Elite is no more. Good thing I didn't get stuck at that place >_<


----------



## Acej10 (Aug 6, 2015)

BASICallyEMT said:


> Elite is no more. Good thing I didn't get stuck at that place >_<


Yea lol but for me that was my foot in the door. I was there for only 2 weeks when this happened


----------



## Docroth8404 (Aug 9, 2015)

Acej10 said:


> Yea lol but for me that was my foot in the door. I was there for only 2 weeks when this happened


I applied at Elite


Acej10 said:


> Yea lol but for me that was my foot in the door. I was there for only 2 weeks when this happened


That sucks. I know a few guys from Elite. I was about to start there when they shut down. If you are still looking, Firstmed out of Sun Valley just hired me and they're looking for EMT's. Management is awesome.  Plenty of overtime, so im happy. Im fixed at two 24's at 11/hr!


----------



## Acej10 (Aug 9, 2015)

Docroth8404 said:


> I applied at Elite
> 
> That sucks. I know a few guys from Elite. I was about to start there when they shut down. If you are still looking, Firstmed out of Sun Valley just hired me and they're looking for EMT's. Management is awesome.  Plenty of overtime, so im happy. Im fixed at two 24's at 11/hr!

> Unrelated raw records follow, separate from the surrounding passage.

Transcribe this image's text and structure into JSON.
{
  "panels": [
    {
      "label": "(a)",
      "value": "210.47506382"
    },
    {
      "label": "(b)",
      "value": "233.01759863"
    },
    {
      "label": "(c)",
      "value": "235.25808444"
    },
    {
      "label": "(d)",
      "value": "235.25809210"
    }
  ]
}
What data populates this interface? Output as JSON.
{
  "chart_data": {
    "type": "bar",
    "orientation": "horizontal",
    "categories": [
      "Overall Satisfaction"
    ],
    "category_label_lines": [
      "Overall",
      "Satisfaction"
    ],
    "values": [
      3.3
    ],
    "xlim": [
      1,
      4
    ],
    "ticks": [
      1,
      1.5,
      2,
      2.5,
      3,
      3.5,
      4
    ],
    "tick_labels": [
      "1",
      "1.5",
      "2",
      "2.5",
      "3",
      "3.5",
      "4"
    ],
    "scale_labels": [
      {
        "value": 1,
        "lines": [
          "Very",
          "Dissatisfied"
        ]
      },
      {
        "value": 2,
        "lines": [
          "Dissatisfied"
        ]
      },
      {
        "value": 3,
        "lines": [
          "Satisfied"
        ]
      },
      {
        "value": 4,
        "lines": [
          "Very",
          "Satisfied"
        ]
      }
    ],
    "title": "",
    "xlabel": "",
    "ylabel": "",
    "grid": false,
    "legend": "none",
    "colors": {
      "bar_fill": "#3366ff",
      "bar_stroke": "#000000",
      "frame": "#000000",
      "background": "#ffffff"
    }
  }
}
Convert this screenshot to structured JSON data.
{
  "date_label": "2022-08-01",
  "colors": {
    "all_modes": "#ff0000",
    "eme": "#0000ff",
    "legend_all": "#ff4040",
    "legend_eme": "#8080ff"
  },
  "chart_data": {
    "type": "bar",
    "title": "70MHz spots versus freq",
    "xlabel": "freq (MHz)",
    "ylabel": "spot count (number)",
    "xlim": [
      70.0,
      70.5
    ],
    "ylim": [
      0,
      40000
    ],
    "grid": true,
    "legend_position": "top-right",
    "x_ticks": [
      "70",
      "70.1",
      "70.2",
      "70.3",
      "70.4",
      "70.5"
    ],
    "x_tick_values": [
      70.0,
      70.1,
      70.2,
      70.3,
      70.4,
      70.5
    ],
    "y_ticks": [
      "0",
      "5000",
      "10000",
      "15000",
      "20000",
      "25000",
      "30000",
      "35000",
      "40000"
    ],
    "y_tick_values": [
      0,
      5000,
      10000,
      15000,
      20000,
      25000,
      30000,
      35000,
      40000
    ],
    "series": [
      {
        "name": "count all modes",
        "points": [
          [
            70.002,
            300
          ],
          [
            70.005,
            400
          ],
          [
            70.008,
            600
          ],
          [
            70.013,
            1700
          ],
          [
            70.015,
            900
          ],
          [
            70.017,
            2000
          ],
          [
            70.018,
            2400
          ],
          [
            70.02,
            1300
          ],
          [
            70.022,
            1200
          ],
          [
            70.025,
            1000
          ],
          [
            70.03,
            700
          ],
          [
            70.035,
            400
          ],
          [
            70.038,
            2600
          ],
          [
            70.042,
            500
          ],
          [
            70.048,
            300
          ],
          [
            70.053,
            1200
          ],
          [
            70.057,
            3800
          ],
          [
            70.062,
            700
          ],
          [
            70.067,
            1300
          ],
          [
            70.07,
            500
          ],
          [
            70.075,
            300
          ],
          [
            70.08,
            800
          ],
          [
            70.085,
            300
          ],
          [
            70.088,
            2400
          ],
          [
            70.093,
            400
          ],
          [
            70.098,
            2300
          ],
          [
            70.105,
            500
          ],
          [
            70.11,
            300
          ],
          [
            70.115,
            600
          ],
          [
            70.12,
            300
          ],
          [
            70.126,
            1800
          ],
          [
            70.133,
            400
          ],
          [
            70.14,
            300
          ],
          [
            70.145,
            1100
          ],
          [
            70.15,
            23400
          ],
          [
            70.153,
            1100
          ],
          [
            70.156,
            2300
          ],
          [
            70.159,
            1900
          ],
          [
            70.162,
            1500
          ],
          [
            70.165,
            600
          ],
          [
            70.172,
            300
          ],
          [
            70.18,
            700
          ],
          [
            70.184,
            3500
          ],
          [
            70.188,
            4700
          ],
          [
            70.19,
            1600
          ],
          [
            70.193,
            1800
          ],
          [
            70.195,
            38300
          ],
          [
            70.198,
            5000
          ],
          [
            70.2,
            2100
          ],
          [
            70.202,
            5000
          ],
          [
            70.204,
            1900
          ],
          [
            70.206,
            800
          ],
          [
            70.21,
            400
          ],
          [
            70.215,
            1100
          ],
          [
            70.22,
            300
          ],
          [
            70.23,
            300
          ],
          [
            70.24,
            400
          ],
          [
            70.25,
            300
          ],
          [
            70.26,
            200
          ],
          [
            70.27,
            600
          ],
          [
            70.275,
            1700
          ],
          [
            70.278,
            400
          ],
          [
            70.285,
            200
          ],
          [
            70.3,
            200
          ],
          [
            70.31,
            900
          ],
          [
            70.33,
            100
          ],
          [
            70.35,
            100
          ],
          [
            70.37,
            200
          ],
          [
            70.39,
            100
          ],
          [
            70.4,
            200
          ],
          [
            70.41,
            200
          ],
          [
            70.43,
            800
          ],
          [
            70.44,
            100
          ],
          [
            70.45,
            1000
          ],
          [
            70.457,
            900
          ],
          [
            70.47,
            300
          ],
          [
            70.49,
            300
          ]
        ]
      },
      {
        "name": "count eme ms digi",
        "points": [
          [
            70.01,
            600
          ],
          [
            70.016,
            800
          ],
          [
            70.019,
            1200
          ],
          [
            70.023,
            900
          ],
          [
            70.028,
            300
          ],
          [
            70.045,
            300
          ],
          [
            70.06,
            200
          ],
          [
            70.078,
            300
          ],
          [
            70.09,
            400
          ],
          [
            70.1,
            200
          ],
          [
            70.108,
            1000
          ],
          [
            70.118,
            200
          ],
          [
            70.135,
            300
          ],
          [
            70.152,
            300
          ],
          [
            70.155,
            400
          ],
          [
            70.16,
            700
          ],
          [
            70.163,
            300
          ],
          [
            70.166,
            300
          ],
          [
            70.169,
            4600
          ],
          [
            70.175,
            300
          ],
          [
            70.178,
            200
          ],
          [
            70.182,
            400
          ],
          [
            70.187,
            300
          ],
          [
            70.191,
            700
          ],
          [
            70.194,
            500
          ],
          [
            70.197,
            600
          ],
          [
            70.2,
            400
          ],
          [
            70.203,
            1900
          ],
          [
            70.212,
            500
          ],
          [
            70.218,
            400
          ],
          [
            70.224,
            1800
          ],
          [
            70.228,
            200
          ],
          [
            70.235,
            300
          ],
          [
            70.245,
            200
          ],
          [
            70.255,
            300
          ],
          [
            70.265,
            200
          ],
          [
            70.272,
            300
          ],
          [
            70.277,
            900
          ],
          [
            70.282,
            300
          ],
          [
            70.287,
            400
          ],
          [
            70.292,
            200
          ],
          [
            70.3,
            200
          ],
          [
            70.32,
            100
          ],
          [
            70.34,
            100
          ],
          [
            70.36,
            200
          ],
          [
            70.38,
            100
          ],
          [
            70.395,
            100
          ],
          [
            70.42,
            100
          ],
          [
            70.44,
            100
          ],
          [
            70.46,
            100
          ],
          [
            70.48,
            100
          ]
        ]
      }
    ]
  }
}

Ima apply there. I got hired at liberty but its way to far and out of the way for me. I live in sunvalley so that would be awesome.i passed an amr written test but the damg skills test is 2weeks from today. Its ridiculous


----------



## jgmedic (Aug 12, 2015)

Acej10 said:


> Ima apply there. I got hired at liberty but its way to far and out of the way for me. I live in sunvalley so that would be awesome.i passed an amr written test but the damg skills test is 2weeks from today. Its ridiculous



Umm.....why is that ridiculous?


----------



## Acej10 (Aug 12, 2015)

jgmedic said:


> Umm.....why is that ridiculous?


Its not, gives me time to refresh. I was frustrated at the time I wrote that over work.


----------



## Docroth8404 (Aug 12, 2015)

It is ridiculous to wait 2 weeks for a skills test.


----------



## Handsome Robb (Aug 12, 2015)

Docroth8404 said:


> It is ridiculous to wait 2 weeks for a skills test.



Why?


----------



## Docroth8404 (Aug 17, 2015)

I dont know. I guess ridiculous sounds insulting. Ill rephrase,  I want to get paid today not in 2 weeks.


----------